End of post.
Okay, not really. I will elaborate on this one.
When I shared my Antiquing Wax tutorial, a reader asked if you can repaint over a waxed surface. I have heard a lot of people say you can’t paint over wax, but I’ve painted over wax numerous times, so let’s throw the “can’t” word out the window.
If you paint over wax that is “wet” (even though wax isn’t really wet) or hasn’t had time to cure, the chance of the paint resisting or reacting to the wax is greater. This can be a positive thing with milk paint if you want chipping, flaking, crackling, etc. If you want the paint to stick, though, it’s important to wait for the wax to cure.

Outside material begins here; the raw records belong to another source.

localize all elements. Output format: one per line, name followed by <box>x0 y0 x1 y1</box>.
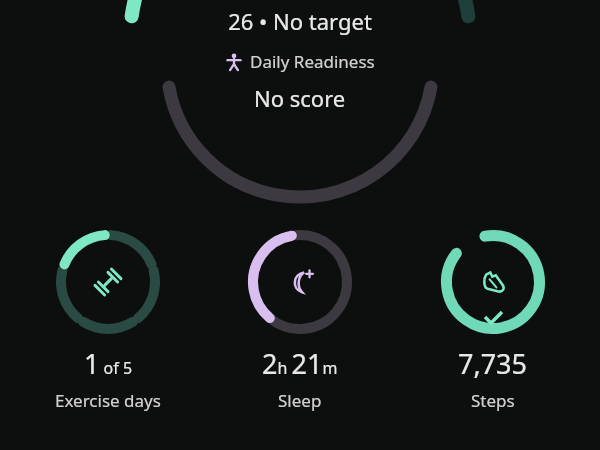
staticText: 1 of 5 <box>84 345 133 382</box>
button[interactable]: Exercise days <box>23 230 193 412</box>
staticText: Steps <box>471 389 515 412</box>
staticText: No score <box>254 83 346 113</box>
staticText: 2h 21m <box>262 345 338 382</box>
staticText: Exercise days <box>55 389 161 412</box>
staticText: Daily Readiness <box>250 50 375 73</box>
staticText: 7,735 <box>458 345 528 382</box>
button[interactable]: Steps <box>408 230 578 412</box>
button[interactable]: 26 • No target <box>0 6 600 113</box>
button[interactable]: Sleep <box>215 230 385 412</box>
staticText: Sleep <box>278 389 322 412</box>
staticText: 26 • No target <box>228 6 372 36</box>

The standard cure time to almost all paints and finishes is 30 days and that’s true of wax as well.
Once it has cured, you can paint over it, which is a nice option if you’re someone who is fickle or perhaps you just like to change things up now and then.
I would suggest giving the piece a light sanding, just to scuff up the finish and give the surface “tooth” for the new layer of paint to grab onto. Wax can be a slippery surface for paint to grip.

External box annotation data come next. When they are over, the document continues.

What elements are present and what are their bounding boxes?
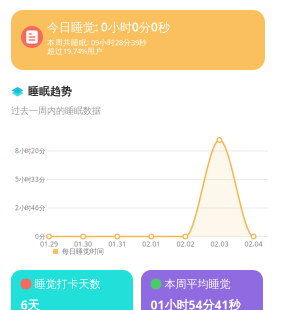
staticText: 01小时54分41秒 <box>150 297 240 310</box>
staticText: 02.04 <box>245 239 263 248</box>
staticText: 本周共睡眠: 09小时28分39秒 <box>47 37 147 48</box>
button[interactable]: 今日睡觉: 0小时0分0秒 <box>11 10 265 70</box>
button[interactable]: 睡觉打卡天数 <box>11 270 133 310</box>
staticText: 2小时46分 <box>15 204 45 212</box>
staticText: 睡觉打卡天数 <box>34 277 100 291</box>
staticText: 01.31 <box>108 239 126 248</box>
staticText: 本周平均睡觉 <box>164 277 230 291</box>
staticText: 01.29 <box>40 239 58 248</box>
button[interactable]: 本周平均睡觉 <box>141 270 263 310</box>
staticText: 5小时33分 <box>15 175 45 184</box>
staticText: 8小时20分 <box>15 146 45 155</box>
staticText: 6天 <box>20 297 40 310</box>
staticText: 02.01 <box>142 239 160 248</box>
staticText: 01.30 <box>74 239 92 248</box>
staticText: 02.02 <box>176 239 194 248</box>
staticText: 今日睡觉: 0小时0分0秒 <box>47 19 170 35</box>
staticText: 过去一周内的睡眠数据 <box>11 105 101 116</box>
staticText: 睡眠趋势 <box>28 85 72 98</box>
staticText: 0分 <box>35 232 45 241</box>
staticText: 02.03 <box>210 239 228 248</box>
staticText: 超过19.74%用户 <box>47 46 103 56</box>
staticText: 每日睡觉时间 <box>62 247 104 256</box>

The corner cabinets in my dining room and the buffet are all painted in milk paint over wax and there wasn’t a bit of chipping or trouble with adhesion.
I did notice the paint distressed a bit easier, because of that wax barrier, but that ended up working in my favor.

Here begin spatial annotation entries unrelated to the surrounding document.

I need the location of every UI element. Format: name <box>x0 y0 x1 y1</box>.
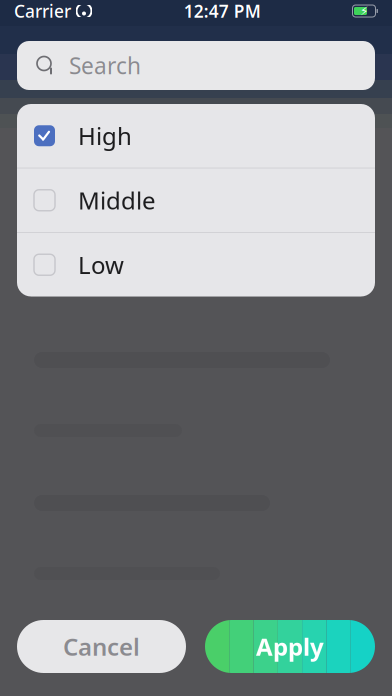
staticText: Search <box>69 50 141 80</box>
staticText: Cancel <box>63 631 140 662</box>
button[interactable]: Low <box>17 233 375 296</box>
button[interactable]: Cancel <box>17 620 186 673</box>
staticText: 12:47 PM <box>184 0 261 22</box>
staticText: Middle <box>78 184 156 216</box>
staticText: Carrier <box>14 0 71 22</box>
button[interactable]: Search <box>17 41 375 90</box>
button[interactable]: Apply <box>205 620 375 673</box>
button[interactable]: Middle <box>17 168 375 232</box>
staticText: Apply <box>256 631 324 662</box>
staticText: High <box>78 120 132 152</box>
staticText: Low <box>78 249 124 281</box>
staticText: ⚡︎ <box>360 4 368 18</box>
button[interactable]: High <box>17 104 375 168</box>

The first landscape dresser was also painted over wax.
The piece was originally painted in Schloss for the Look Book Two photo shoot, but after it hung around the studio for a while, I decided to paint it again.
We did end up with some chipping and crazing on that one, but that had more to do with the finish under the first coat of paint than the last coat of paint over the wax. If you notice, it chipped all the way down to the wood.
So, just allow the wax to cure, give it a light sanding and you’re good to paint away!